CNN / README.md

chore: readme links

f42b2ce 6 months ago

3.93 kB

	---
	title: CNN
	app_file: main.py
	sdk: gradio
	sdk_version: 5.35.0
	license: mit
	authors:
	- Rahuletto
	language:
	- en
	metrics:
	- accuracy
	pipeline_tag: image-classification
	python_version: 3.12.10
	datasets:
	- uoft-cs/cifar10
	tags:
	- image
	- classification
	- cifar
	- cnn
	- spaces
	---

	# CNN with CIFAR-10

	A PyTorch implementation of a Convolutional Neural Network (CNN) for image classification on the CIFAR-10 dataset, achieving 81.45% test accuracy.

	> Try it out!
	> https://huggingface.co/spaces/Rahuletto/CNN

	## Architecture

	![CNN Architecture](assets/architecture.png)

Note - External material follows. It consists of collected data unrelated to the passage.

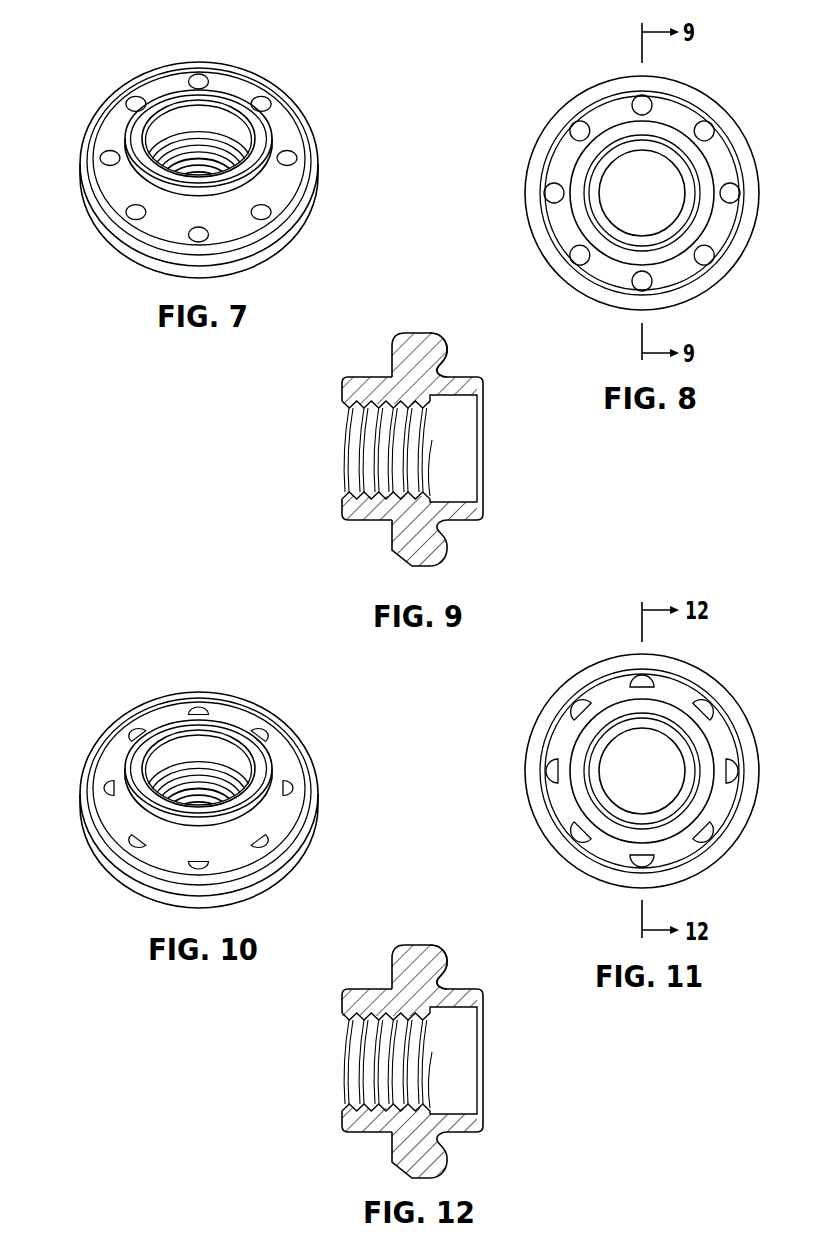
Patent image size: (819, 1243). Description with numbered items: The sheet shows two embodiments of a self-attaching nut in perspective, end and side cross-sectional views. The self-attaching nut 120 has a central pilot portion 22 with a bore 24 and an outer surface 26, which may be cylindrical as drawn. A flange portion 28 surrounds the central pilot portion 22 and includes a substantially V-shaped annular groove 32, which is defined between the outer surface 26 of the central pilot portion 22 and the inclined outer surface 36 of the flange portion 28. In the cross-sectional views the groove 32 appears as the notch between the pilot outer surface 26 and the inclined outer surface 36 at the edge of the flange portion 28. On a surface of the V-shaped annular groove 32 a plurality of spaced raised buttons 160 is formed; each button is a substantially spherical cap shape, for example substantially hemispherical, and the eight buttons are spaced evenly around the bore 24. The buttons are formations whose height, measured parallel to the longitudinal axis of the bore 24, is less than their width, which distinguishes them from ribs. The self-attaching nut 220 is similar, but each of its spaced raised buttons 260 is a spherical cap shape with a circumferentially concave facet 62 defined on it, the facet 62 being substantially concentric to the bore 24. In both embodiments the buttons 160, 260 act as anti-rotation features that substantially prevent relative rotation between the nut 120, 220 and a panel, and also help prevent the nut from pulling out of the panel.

In FIG. 7, the self-attaching nut 120 is at (274, 70).
In FIG. 10, the self-attaching nut 220 is at (274, 700).
In FIG. 7, the central pilot portion 22 is at (118, 119).
In FIG. 7, the bore 24 is at (160, 108).
In FIG. 10, the bore 24 is at (160, 742).
In FIG. 7, the outer surface 26 is at (272, 138).
In FIG. 9, the outer surface 26 is at (460, 528).
In FIG. 10, the outer surface 26 is at (268, 790).
In FIG. 12, the outer surface 26 is at (460, 1140).
In FIG. 9, the flange portion 28 is at (415, 316).
In FIG. 12, the flange portion 28 is at (415, 932).
In FIG. 7, the V-shaped annular groove 32 is at (282, 177).
In FIG. 9, the V-shaped annular groove 32 is at (437, 370).
In FIG. 10, the V-shaped annular groove 32 is at (282, 810).
In FIG. 12, the V-shaped annular groove 32 is at (437, 982).
In FIG. 9, the inclined outer surface 36 is at (447, 348).
In FIG. 12, the inclined outer surface 36 is at (447, 960).
In FIG. 10, the circumferentially concave facet 62 is at (120, 788).
In FIG. 7, the spaced raised buttons 160 is at (100, 157).
In FIG. 8, the spaced raised buttons 160 is at (580, 258).
In FIG. 10, the spaced raised buttons 260 is at (130, 841).
In FIG. 11, the spaced raised buttons 260 is at (580, 838).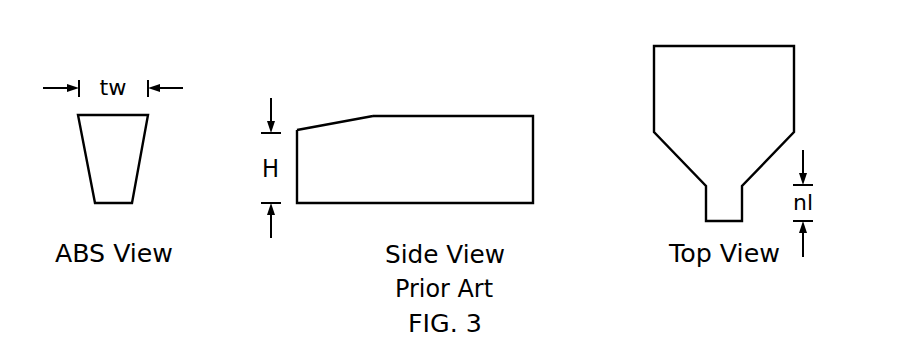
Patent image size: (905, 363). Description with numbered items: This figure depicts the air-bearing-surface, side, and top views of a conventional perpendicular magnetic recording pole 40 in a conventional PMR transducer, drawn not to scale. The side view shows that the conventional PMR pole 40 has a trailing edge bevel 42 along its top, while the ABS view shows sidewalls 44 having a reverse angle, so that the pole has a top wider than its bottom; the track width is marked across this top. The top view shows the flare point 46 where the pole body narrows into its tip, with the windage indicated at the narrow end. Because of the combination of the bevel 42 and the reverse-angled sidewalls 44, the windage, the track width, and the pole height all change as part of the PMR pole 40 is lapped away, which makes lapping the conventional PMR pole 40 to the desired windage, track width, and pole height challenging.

The conventional perpendicular magnetic recording (PMR) pole 40 is at (432, 41).
The trailing edge bevel 42 is at (332, 113).
The sidewalls 44 is at (153, 167).
The flare point 46 is at (688, 186).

	The CNN model consists of
	### Convolutional Layers:
	- Conv1: 3 → 32 channels, 3x3 kernel, padding=1
	- Conv2: 32 → 64 channels, 3x3 kernel, padding=1
	- Conv3: 64 → 128 channels, 3x3 kernel, padding=1

	### Others
	- Batch Normalization after each convolutional layer
	- MaxPooling2D (2x2) for downsampling
	- ReLU activation functions
	- Fully Connected Layers: 2048 → 512 → 10
	- Dropout (50%) for regularization


	## Getting Started

	### Prerequisites
	- Python 3.12+
	- PyTorch 2.7.1+
	- torchvision 0.22.1+

	> [!TIP]
	> This project was developed with `uv`, so it is best to use `uv` for project management.

	### Installation

	1. Clone the repository:
	```bash
	git clone https://github.com/rahuletto/cnn
	cd CNN
	```

	2. Create virtual environment:
	```bash
	python -m venv .venv
	source .venv/bin/activate # Windows: .venv\Scripts\activate
	```

	3. Install dependencies:
	```bash
	pip install -r requirements.txt
	```

	### Running the model

	1. Run the main file
	```bash
	python main.py
	```

	You can play around in the gradio interface

	https://github.com/user-attachments/assets/1f742c32-79bd-4d16-a74f-68c241f4a841

	## Model Code
	```py
	class CNN(nn.Module):
	def __init__(self):
	super(CNN, self).__init__()
	self.conv1 = nn.Conv2d(3, 32, 3, stride=1, padding=1) # 32x32 -> 16x16
	self.bn1 = nn.BatchNorm2d(32)
	self.conv2 = nn.Conv2d(32, 64, 3, stride=1, padding=1) # 16x16 -> 8x8
	self.bn2 = nn.BatchNorm2d(64)
	self.conv3 = nn.Conv2d(64, 128, 3, stride=1, padding=1) # 8x8 -> 4x4
	self.bn3 = nn.BatchNorm2d(128)
	self.pool = nn.MaxPool2d(stride=2, kernel_size=2)
	self.fc1 = nn.Linear(128 * 4 * 4, 512)
	self.fc2 = nn.Linear(512, 10)
	self.dropout = nn.Dropout(0.5)

	def forward(self, x):
	x = self.pool(F.relu(self.bn1(self.conv1(x))))
	x = self.pool(F.relu(self.bn2(self.conv2(x))))
	x = self.pool(F.relu(self.bn3(self.conv3(x))))
	x = x.view(x.size(0), -1)
	x = self.dropout(x)
	x = F.relu(self.fc1(x))
	x = self.dropout(x)
	x = self.fc2(x)
	return x
	```


	## Training Configuration

	- Optimizer: Adam (lr=0.001)
	- Batch Size: 64
	- Epochs: 50

	> Best model checkpoint was saved at epoch 49 with validation loss of 0.6553.


	# Model
	There are two CNN models in `cnn/` folder
	- `model.pt`
	- `model-old.pt`

	`model.pt` was trained with `BatchNorm2d` to reach 81.45% accuracy in CIFAR-10 dataset
	`model-old.pt` was trained without fine tuning which gets 75% accuracy in CIFAR-10 dataset

	### Accuracy:

	Total Accuracy: `81.45%`

	- Airplane: `84.60%`
	- Automobile: `93.20%`
	- Bird: `76.90%`
	- Cat: `69.70%`
	- Deer: `77.20%`
	- Dog: `64.00%`
	- Frog: `89.30%`
	- Horse: `82.10%`
	- Ship: `89.60%`
	- Truck: `87.90%`

	![Accuracy Benchmark](assets/accuracy.png)

	---

	## References

	- [CIFAR-10 Dataset](https://www.cs.toronto.edu/~kriz/cifar.html)
	- [PyTorch Documentation](https://pytorch.org/docs/)
	- [Convolutional Neural Networks for Visual Recognition (CS231n)](http://cs231n.stanford.edu/)
	- [Deep Learning Book - Ian Goodfellow](https://www.deeplearningbook.org/)

	## License

	This project is licensed under the MIT License - see the [LICENSE](LICENSE) file for details.